Scott Thomson |
During lockdown, time has never felt more fluid. Days that are indistinguishable from the next melt into one other. Whole weeks last the blink of an eye and are simultaneously excruciatingly long. The details of our daily activities are drops in an ocean of amnesia. But at the end of it all, that vague feeling of regret that comes with spent time: what could I have been doing instead?
Surely, this is the very definition of ‘wasted time?’ Some of us might have started with grand ambitions. Many perhaps saw lockdown as a time for self-improvement, developing new skills or the mastery of old ones. But, if you’re anything like me, these ambitions were empty promises. The vague desire to learn French has fallen by the wayside. Time meant to be spent learning an instrument has instead been taken up by lying in bed watching Netflix. Attempts to write more frequently (this article, in my case) have been met with the vacuous stare of an empty page.
But outside of lockdown, is continually trying to improve ourselves always a valid use of our time? Is a mindset of hyper-productivity, the idea that we should always be learning or developing skills, really a healthy one? And is time spent doing nothing really ‘wasted’, in the way that our culture would have us believe?
This philosophy of productivity has existed for a long time. In The Protestant Ethic and the Spirit of Capitalism, Max Weber suggests these ideas were imported into England from Protestant Europe during the English Reformation of the 16th century. He argues that due to Protestantism’s emphasis on individuality, as opposed to the feudalism associated with Catholicism, social progression was increasingly seen as more important. The effects of this social movement are still reflected in western culture today.
Often with the speed of modern life, we fail to place ourselves in the environment around us
Most students would agree that modern society is obsessed with results. Having been through at least two series of exams before entering higher education, with university places dependent on your performance, it can often feel like the certificate is more important than the inherently beneficial quality of education. However, while most the generations before us might have felt similarly about their exams, increasingly students’ free time is being commodified as well. As well as experience and education, employers are increasingly judging candidates on ‘soft skills.’ Therefore, activities such as volunteering, sports, and hobbies have high currency on students CV’s, and many feel that in order to land top jobs, they have to constantly be developing these skills.

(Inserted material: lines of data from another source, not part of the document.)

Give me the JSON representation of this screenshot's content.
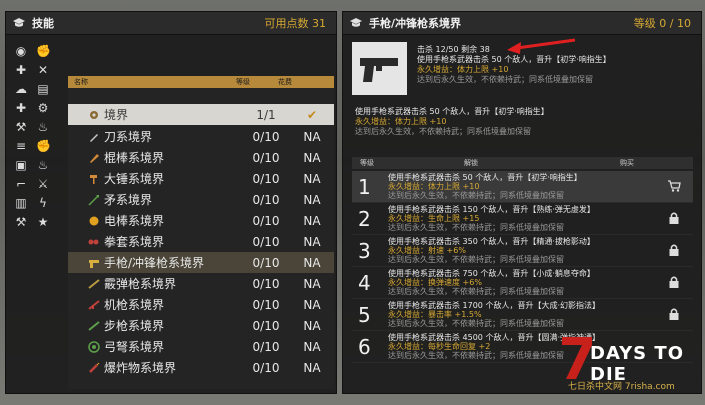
{
  "left_panel": {
    "title": "技能",
    "points_label": "可用点数 31",
    "list_headers": {
      "name": "名称",
      "level": "等级",
      "cost": "花费"
    },
    "rows": [
      {
        "name": "境界",
        "level": "1/1",
        "status": "✔"
      },
      {
        "name": "刀系境界",
        "level": "0/10",
        "status": "NA"
      },
      {
        "name": "棍棒系境界",
        "level": "0/10",
        "status": "NA"
      },
      {
        "name": "大锤系境界",
        "level": "0/10",
        "status": "NA"
      },
      {
        "name": "矛系境界",
        "level": "0/10",
        "status": "NA"
      },
      {
        "name": "电棒系境界",
        "level": "0/10",
        "status": "NA"
      },
      {
        "name": "拳套系境界",
        "level": "0/10",
        "status": "NA"
      },
      {
        "name": "手枪/冲锋枪系境界",
        "level": "0/10",
        "status": "NA"
      },
      {
        "name": "霰弹枪系境界",
        "level": "0/10",
        "status": "NA"
      },
      {
        "name": "机枪系境界",
        "level": "0/10",
        "status": "NA"
      },
      {
        "name": "步枪系境界",
        "level": "0/10",
        "status": "NA"
      },
      {
        "name": "弓弩系境界",
        "level": "0/10",
        "status": "NA"
      },
      {
        "name": "爆炸物系境界",
        "level": "0/10",
        "status": "NA"
      }
    ]
  },
  "right_panel": {
    "title": "手枪/冲锋枪系境界",
    "level_label": "等级 0 / 10",
    "kill_progress": "击杀 12/50 剩余 38",
    "desc_main": "使用手枪系武器击杀 50 个敌人，晋升【初学·响指生】",
    "desc_bonus": "永久增益：体力上限 +10",
    "desc_note": "达到后永久生效，不依赖持武；同系低境叠加保留",
    "desc2_main": "使用手枪系武器击杀 50 个敌人，晋升【初学·响指生】",
    "desc2_bonus": "永久增益：体力上限 +10",
    "desc2_note": "达到后永久生效，不依赖持武；同系低境叠加保留",
    "table_headers": {
      "level": "等级",
      "unlock": "解锁",
      "buy": "购买"
    },
    "tiers": [
      {
        "num": "1",
        "l1": "使用手枪系武器击杀 50 个敌人，晋升【初学·响指生】",
        "l2": "永久增益：体力上限 +10",
        "l3": "达到后永久生效，不依赖持武；同系低境叠加保留"
      },
      {
        "num": "2",
        "l1": "使用手枪系武器击杀 150 个敌人，晋升【熟练·弹无虚发】",
        "l2": "永久增益：生命上限 +15",
        "l3": "达到后永久生效，不依赖持武；同系低境叠加保留"
      },
      {
        "num": "3",
        "l1": "使用手枪系武器击杀 350 个敌人，晋升【精通·拔枪影动】",
        "l2": "永久增益：射速 +6%",
        "l3": "达到后永久生效，不依赖持武；同系低境叠加保留"
      },
      {
        "num": "4",
        "l1": "使用手枪系武器击杀 750 个敌人，晋升【小成·躺息夺命】",
        "l2": "永久增益：换弹速度 +6%",
        "l3": "达到后永久生效，不依赖持武；同系低境叠加保留"
      },
      {
        "num": "5",
        "l1": "使用手枪系武器击杀 1700 个敌人，晋升【大成·幻影指法】",
        "l2": "永久增益：暴击率 +1.5%",
        "l3": "达到后永久生效，不依赖持武；同系低境叠加保留"
      },
      {
        "num": "6",
        "l1": "使用手枪系武器击杀 4500 个敌人，晋升【圆满·弹指神通】",
        "l2": "永久增益：每秒生命回复 +2",
        "l3": "达到后永久生效，不依赖持武；同系低境叠加保留"
      }
    ]
  },
  "watermark": {
    "title": "DAYS TO DIE",
    "sub": "七日杀中文网 7risha.com"
  },
  "colors": {
    "accent": "#d7a933",
    "header_bar": "#b7893a",
    "panel": "#1c1c1c"
  }
}
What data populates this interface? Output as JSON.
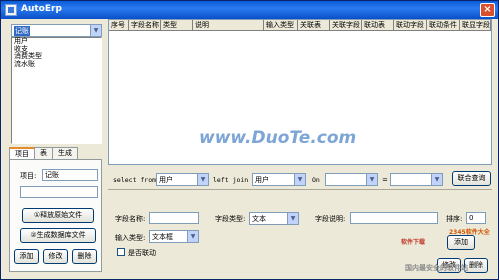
{
  "window": {
    "title": "AutoErp",
    "close_glyph": "×"
  },
  "left": {
    "combo_value": "记账",
    "list_items": [
      "用户",
      "收支",
      "消费类型",
      "流水账"
    ],
    "tabs": [
      "项目",
      "表",
      "生成"
    ],
    "project_label": "项目:",
    "project_value": "记账",
    "buttons": {
      "release": "①释放原始文件",
      "generate": "②生成数据库文件",
      "add": "添加",
      "edit": "修改",
      "delete": "删除"
    }
  },
  "grid": {
    "columns": [
      "序号",
      "字段名称",
      "类型",
      "说明",
      "输入类型",
      "关联表",
      "关联字段",
      "联动表",
      "联动字段",
      "联动条件",
      "联显字段"
    ]
  },
  "query": {
    "select_from_label": "select from",
    "select_from_value": "用户",
    "left_join_label": "left join",
    "left_join_value": "用户",
    "on_label": "On",
    "on_left_value": "",
    "equals_label": "=",
    "on_right_value": "",
    "button": "联合查询"
  },
  "field_editor": {
    "field_name_label": "字段名称:",
    "field_name_value": "",
    "field_type_label": "字段类型:",
    "field_type_value": "文本",
    "field_desc_label": "字段说明:",
    "field_desc_value": "",
    "order_label": "排序:",
    "order_value": "0",
    "input_type_label": "输入类型:",
    "input_type_value": "文本框",
    "linked_label": "是否联动",
    "linked_checked": false,
    "add_button": "添加",
    "edit_button": "修改",
    "delete_button": "删除"
  },
  "watermark": {
    "center": "www.DuoTe.com",
    "bottom_right": "2345软件大全",
    "bottom_right_sub": "国内最安全的软件站",
    "bottom_left": "软件下载"
  },
  "colors": {
    "titlebar": "#0a5bd8",
    "window_bg": "#ece9d8",
    "selection": "#316ac5",
    "border_blue": "#7f9db9",
    "watermark_blue": "#4a7fc1"
  }
}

Also, as much as social media is used as an easy scapegoat for society’s problems, there is definitely something about its reduction of personalities to listable characteristics that makes us question how we spend our time. Anyone who has had to write an Instagram bio, or a Tinder profile, knows the difficulty of finding something interesting to say about yourself and summarizing it in limited words. Meanwhile, with envious eyes we might look at profiles with seemingly endless photos showing off their talents, opulent holidays and their endless amount of friends, making it all too easy to view yourself as simply a less interesting person.
I think it is fair to say, then, that the pressure to always be doing something is an anxiety that many young people feel. As a result, while I agree that it is sometimes necessary to commit to things that we do not necessarily enjoy in order to gain a foothold in employment under the current system, I believe that we should try to end the unnecessary guilt we feel in simply doing nothing. In fact, ‘wasting time’ might actually be beneficial.